What impressed me more, though, and why I’m not completely writing off the Dreame Aqua10 Ultra Track S despite poor mopping performance, is how good it was at cleaning the foam play mat in my daughter’s room. This play mat is so tall that most robots just tremble in fright and go around it. The Dreame Aqua10 Ultra Track S used its ProLeap obstacle-clearing powers to climb up, get almost all the plaster dust that got in the foam after I put up her wind chimes, and then continued on with the job with no complaints.
I’m also impressed that I’ve barely ever had to rescue it from eating socks or cables. Not never, there’s been a couple of cases of it choking on a tiny sock, a Duplo cape and a charging cable. But most of the time it manages to avoid these objects, and for that I am grateful.
I do wish it were better at navigation, though. It’s gotten lost under the dining table a few times. Plus, there have been multiple occasions where it’s lowered its LDS navigation head to go under the sideboard and then gotten stuck because it can’t see a way out, despite being open on three sides. It doesn’t get stuck every time, and I haven’t found a pattern for why it gets stuck sometimes and not others.
Dock performance
When it comes to emptying, cleaning and other general dock things, I really love this dock. It’s all laid out in a way that makes sense, it looks sleek and attractive, and if it weren’t for all the problems, I would absolutely love it.

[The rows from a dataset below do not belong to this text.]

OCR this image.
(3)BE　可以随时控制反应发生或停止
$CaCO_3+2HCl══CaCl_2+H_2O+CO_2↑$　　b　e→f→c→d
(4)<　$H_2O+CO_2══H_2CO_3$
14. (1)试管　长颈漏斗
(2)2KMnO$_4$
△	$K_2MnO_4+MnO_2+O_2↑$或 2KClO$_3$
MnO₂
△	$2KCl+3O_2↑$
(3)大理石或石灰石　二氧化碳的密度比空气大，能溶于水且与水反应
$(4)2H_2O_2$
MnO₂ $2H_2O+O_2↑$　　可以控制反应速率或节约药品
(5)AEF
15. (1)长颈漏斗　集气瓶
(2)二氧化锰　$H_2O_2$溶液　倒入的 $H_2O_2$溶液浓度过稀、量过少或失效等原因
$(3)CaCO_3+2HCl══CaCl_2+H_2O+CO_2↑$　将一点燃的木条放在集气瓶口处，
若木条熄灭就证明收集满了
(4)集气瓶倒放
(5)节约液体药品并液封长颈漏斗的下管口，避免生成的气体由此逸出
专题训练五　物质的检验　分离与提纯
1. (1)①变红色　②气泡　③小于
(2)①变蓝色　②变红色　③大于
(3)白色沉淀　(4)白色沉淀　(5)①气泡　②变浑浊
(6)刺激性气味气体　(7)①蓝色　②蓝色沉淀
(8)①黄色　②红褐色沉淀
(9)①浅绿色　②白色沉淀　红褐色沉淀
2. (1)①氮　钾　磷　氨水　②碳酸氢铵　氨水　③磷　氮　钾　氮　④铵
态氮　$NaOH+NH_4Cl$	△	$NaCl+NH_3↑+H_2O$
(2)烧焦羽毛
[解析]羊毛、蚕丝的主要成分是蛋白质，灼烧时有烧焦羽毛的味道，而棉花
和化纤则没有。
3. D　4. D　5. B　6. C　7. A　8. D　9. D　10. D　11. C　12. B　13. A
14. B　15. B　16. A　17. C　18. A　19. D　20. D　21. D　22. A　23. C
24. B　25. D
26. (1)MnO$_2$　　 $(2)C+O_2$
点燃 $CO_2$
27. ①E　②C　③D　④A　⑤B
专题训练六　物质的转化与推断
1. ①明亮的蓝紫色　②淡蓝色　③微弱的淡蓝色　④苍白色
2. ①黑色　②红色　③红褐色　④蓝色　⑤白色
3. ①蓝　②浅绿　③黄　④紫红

Sadly, the problem is gravity. Gravity is the enemy on two fronts here.
The first is the power cable. It seems to gradually wiggle its way out of the dock until the robot no longer charges consistently. I think because of the vibrations caused by the mop washing cycle? But I have had to push that plug in multiple times over the months I’ve been using it.
The second is that the robot sometimes doesn’t charge for no apparent reason, even when the power cable is plugged in. It parks itself back in the dock, recognises it’s there, and then doesn’t charge. It’s usually when the robot ends up at a very slight angle, or I think sometimes it slides back out of the dock just enough that it loses contact with the charging point.
This has meant that I’ve had to interact with the dock and think about how the robot charges more often than I have with almost any other robot I’ve tried in the last five years. It’s just annoying.
Who is the Dreame Aqua10 Ultra Track S for?
The Dreame Aqua10 Ultra Track S is a solid robot vacuum cleaner; it’s great at vacuuming, as long as you don’t need it to get into the corners of your home. Fantastic suction.
But, because of my annoyances with the dock and the lacklustre mop, I hesitate to recommend it to people who aren’t willing to be a bit more hands-on with their robot. It’s not a bad machine, I’m just not sure it’s a particularly good one for $3,000. If it were a cheaper robot, I would be more forgiving of its foibles.
But with the features on paper, and the recommended retail price being at the absolute top of the range, I would expect to have the best experience available, and this just doesn’t provide that.